If we travel back in time, as far back to 429BC, Thucydides who was an Athenian historian and general, recognised smallpox reinfection did not occur to those who survived the plague.
Similarly, to vaccination for smallpox and other strains of disease, those who become infected unnaturally (via the vaccination process) do not hold complete immunity and the level of immunity decreases with time.
In 1796, the first vaccine which was created by English physician and scientist Edward Jenner for smallpox was considered in the medical world as the 'The father of immunology'.
The last naturally occurring case of smallpox (Variola minor) was diagnosed on the 26th of October, 1977.
Smallpox although more relevant in the 70's "was one of the biggest human scourges," said by HHMI international research scholar Gunasegaran Karupiah, a scientist at the John Curtin School of Medical Research at the Australian National University. Apparently 30% of those infected became deceased.
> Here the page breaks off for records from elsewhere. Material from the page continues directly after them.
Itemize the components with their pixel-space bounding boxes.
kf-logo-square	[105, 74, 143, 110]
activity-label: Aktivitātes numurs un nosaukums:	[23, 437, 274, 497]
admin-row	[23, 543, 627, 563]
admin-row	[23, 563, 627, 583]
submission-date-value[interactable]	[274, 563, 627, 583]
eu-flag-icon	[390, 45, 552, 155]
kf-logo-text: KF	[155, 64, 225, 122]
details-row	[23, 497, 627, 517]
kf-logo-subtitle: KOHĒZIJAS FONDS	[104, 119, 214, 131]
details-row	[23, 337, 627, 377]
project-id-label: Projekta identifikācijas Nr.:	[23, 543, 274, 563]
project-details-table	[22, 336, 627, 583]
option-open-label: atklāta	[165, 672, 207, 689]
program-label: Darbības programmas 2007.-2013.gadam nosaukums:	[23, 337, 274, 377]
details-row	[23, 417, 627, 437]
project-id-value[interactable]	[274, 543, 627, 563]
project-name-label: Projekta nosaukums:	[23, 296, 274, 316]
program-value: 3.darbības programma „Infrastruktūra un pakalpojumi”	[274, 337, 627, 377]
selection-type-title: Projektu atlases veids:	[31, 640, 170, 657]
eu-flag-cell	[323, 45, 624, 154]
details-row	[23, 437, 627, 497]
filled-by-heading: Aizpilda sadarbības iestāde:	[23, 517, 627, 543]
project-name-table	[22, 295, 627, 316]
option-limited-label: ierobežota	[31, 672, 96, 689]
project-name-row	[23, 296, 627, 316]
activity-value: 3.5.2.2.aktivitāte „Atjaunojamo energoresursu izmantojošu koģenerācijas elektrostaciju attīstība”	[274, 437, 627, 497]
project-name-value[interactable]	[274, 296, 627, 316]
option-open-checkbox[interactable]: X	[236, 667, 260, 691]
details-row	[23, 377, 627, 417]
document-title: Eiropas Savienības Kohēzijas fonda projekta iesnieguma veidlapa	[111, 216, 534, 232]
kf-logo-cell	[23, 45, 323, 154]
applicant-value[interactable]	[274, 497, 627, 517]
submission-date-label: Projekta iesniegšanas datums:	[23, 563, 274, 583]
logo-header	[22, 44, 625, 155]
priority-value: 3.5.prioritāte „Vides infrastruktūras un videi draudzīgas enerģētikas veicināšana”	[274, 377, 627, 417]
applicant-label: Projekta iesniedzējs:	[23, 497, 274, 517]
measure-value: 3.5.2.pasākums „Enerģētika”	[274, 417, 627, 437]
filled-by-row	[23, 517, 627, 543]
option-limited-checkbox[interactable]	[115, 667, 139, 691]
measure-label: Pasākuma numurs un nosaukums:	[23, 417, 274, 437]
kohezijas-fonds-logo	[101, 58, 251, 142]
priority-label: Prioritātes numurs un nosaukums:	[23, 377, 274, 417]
As of today the active virus is only available in the Center for Disease Control and Prevention (CDC) in Atlanta and the Russian State Centre for Research on Virology and Biotechnology located in Moscow.
From 1982, the smallpox vaccine was suspended to the public, although again resumed in production mode only when Ken Alibek, a former deputy director of the Former Soviet Union's bioweapons program identified how smallpox could potentially be a bioterror threat. A limited number of people have been vaccinated since the suspension as part of a military response team to the September 11th tragedy.
Interestingly George W. Bush referred to stocking the smallpox vaccine to protect the entire country.
The vaccine was introduced well over a hundred years before the smallpox epidemic began to slow down and vaccination was compulsory in the UK, USA and most of Europe for over fifty years before the epidemic lost its strength.
Not too long after the original bill mandating the smallpox vaccine (1853), a severer bill which had inclusions of huge fines and imprisonment for vaccination refusal was implemented in 1868. It was only four years after this legal obligation, that the worst spike of smallpox occurred.
Protests occurred revolting against mandatory vaccination for a variety of reasons including new science scares, offense taken to something being derived from a cow and then injected into the human body, distrust and mistrust to the health system, the process being unnatural/ not 'Gods way' and a violation of personal liabilities. Many ethical issues that are still being continuously raised today.
Eventually these protests brought in new measures to manage smallpox including stringent quarantine rules for those infected and their families. Very soon after this, the smallpox epidemic lost its power.
Diseases have greatly reduced over time without a vaccine including bubonic plague, scarlet fever, tuberculosis and syphilis.
Considering the largest outbreaks of smallpox occurred in England in the 1870s after the vaccine was made compulsory; There is still serious debate today on whether the vaccination was the actual reason for eradication or whether the disease naturally declined from improved sanitation.